Si Podemos ne se reconnaît pas dans la grande famille de la «gauche», c’est pour deux raisons. D’abord, parce qu’un regard en arrière permet de s’apercevoir qu’au cours des trois dernières décennies, les partis de gauche ont mené des politiques de régression sociale n’ayant pas grand-chose à envier à celles des partis de droite. Tout comme la tragique expérience soviétique a liquidé l’idéal communiste, le bilan pitoyable de la social-démocratie européenne a dilapidé le crédit de la gauche. Les dirigeants de Podemos considèrent que les références classiques de la gauche radicale sont des stratégies de «perdants», des mots envoûtants mais inoffensifs, des idées aussi radicales qu’impuissantes. Il faut donc abandonner les éternelles invocations de «la classe ouvrière», de «l’anticapitalisme» et de «la vraie gauche» afin de leur substituer un langage plus compréhensible du grand public, qui fait appel aux «citoyens», à la «démocratie économique» et à «la patrie».
Podemos souhaite donc larguer les amarres qui le rattachent au continent de la gauche. Mais, au-delà des déclarations d’intention, Podemos est-il réellement parvenu à dépasser le clivage gauche-droite ? La question est complexe et mérite de rester ouverte. Ceci étant, trois indices permettent d’en douter : l’origine politique des fondateurs du parti, le positionnement idéologique de ses électeurs et le contenu économique de son programme.
Podemos a été créé, comme on sait, par des chercheurs en science politique, qui partageaient leur temps entre la lecture de Gramsci et l'étude des gouvernements néopopulistes d'Amérique latine. Pour lancer Podemos, ces politistes s'allièrent au parti Izquierda Anticapitalista, section espagnole de la IVe Internationale.
Les analystes commencent à dresser un panorama assez précis de l’électorat de Podemos. Or, s’il semble admis que Podemos a siphonné environ 600 000 voix à la droite et a convaincu beaucoup d’abstentionnistes de revenir aux urnes, il est surtout évident que la grande majorité de ses électeurs donnent depuis longtemps leur voix à des forces de gauche. Ils votaient auparavant pour le Parti socialiste ou pour Izquierda Unida (qui correspond plus ou moins au Front de gauche en France).

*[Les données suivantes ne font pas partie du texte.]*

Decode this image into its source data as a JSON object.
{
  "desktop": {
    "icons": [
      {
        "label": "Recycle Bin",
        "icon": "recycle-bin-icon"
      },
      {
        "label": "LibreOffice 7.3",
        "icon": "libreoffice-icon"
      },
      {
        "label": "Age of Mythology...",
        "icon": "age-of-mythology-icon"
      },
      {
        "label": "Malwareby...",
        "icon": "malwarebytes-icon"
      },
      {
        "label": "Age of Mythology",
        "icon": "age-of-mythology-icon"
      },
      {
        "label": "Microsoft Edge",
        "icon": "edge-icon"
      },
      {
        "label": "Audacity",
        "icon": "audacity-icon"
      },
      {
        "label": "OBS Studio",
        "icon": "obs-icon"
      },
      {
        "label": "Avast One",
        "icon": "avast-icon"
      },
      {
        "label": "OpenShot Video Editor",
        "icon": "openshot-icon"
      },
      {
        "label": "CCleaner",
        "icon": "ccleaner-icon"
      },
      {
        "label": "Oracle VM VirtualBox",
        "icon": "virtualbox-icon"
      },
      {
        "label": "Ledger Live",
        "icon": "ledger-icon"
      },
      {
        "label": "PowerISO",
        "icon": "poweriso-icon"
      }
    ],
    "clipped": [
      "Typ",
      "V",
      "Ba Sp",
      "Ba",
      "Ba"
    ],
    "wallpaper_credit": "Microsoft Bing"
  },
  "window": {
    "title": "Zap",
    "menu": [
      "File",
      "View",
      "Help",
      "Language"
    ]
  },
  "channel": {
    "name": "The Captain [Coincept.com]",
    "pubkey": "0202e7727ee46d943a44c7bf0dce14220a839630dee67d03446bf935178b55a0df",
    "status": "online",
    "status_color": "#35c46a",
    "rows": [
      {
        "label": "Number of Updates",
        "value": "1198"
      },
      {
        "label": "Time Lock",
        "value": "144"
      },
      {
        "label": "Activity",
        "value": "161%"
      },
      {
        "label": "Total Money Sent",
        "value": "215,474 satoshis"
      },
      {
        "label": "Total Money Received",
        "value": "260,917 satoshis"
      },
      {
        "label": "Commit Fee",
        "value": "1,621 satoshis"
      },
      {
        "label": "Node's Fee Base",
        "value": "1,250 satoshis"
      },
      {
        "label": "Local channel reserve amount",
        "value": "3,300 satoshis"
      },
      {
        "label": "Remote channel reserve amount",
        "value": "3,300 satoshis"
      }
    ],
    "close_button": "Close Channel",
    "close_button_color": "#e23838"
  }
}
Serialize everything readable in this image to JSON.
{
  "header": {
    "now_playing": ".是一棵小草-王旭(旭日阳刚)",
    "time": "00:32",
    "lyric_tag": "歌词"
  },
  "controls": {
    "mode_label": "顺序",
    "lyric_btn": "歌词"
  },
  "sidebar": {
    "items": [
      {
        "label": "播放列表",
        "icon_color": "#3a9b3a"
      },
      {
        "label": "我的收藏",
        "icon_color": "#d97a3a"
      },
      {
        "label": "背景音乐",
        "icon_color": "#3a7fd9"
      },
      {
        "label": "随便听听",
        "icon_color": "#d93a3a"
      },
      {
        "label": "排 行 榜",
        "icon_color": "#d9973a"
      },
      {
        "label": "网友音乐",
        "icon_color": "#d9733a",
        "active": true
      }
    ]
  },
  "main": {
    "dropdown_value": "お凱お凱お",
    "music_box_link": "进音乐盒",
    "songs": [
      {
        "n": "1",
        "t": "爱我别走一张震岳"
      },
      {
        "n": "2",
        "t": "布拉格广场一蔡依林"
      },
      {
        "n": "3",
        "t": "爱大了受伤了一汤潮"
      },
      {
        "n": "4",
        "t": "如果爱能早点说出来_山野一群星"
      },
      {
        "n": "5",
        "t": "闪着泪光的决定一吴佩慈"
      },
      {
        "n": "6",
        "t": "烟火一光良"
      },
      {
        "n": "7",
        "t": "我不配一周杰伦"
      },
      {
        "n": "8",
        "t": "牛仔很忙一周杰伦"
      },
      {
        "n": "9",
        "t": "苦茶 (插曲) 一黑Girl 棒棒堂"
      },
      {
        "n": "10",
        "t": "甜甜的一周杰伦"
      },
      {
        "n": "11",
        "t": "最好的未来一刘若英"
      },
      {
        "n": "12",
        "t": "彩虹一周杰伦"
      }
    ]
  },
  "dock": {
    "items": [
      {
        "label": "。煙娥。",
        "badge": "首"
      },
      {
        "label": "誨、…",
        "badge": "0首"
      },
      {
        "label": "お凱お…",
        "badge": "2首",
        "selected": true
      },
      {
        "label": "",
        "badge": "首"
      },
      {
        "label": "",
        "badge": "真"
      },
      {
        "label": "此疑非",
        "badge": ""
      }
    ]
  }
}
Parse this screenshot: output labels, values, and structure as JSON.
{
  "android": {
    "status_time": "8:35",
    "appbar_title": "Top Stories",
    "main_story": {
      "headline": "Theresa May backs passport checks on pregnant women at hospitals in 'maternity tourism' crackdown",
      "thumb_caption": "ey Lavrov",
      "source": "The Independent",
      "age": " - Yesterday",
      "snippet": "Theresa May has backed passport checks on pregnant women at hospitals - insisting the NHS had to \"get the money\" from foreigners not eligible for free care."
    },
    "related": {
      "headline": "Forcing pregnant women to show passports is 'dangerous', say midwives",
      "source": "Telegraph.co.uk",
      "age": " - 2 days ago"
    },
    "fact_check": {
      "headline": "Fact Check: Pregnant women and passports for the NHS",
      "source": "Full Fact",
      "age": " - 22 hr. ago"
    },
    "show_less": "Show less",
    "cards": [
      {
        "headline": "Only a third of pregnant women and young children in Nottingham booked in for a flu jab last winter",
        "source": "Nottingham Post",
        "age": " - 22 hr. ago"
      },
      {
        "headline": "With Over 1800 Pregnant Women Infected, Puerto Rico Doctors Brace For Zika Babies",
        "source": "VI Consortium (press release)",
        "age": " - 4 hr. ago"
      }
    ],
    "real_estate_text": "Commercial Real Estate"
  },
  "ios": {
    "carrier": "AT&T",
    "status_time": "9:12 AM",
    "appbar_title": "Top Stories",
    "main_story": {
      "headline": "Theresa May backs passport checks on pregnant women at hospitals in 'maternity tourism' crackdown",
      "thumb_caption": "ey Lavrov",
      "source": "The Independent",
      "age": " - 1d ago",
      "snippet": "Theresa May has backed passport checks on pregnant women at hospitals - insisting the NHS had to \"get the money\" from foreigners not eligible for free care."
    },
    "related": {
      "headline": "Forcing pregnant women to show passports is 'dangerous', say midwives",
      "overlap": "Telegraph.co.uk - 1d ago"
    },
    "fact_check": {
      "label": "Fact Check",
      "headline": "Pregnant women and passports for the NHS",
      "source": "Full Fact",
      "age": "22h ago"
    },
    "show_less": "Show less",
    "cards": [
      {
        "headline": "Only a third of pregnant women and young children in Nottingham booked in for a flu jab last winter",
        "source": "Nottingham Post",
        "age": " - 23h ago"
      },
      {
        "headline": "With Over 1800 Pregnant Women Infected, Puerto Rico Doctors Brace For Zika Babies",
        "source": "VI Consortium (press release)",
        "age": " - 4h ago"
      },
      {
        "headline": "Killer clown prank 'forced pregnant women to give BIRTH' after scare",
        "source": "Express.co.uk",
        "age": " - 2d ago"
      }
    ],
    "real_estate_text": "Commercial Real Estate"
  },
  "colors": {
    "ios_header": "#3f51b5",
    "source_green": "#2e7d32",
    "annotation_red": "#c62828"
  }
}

Enfin, le programme politique de Podemos aux législatives ne laisse pas non plus douter de sa coloration politique : forte taxation des hauts revenus et des grands patrimoines, fin des politiques d’austérité, investissements massifs dans les services publics et respect des droits sociaux. A ces aspects économiques s’ajoute un ensemble de mesures destinées à lutter contre le racisme, le sexisme et le productivisme.
Que Podemos soit ou non un parti de gauche est donc une question non résolue. Mais quelle qu’en soit la réponse, une certitude demeure : un succès du parti de Pablo Iglesias aux législatives espagnoles constituerait un bol d’air au lendemain de régionales qui, de l’autre côté des Pyrénées, annoncent une période compliquée. Le combat ne fait probablement que commencer.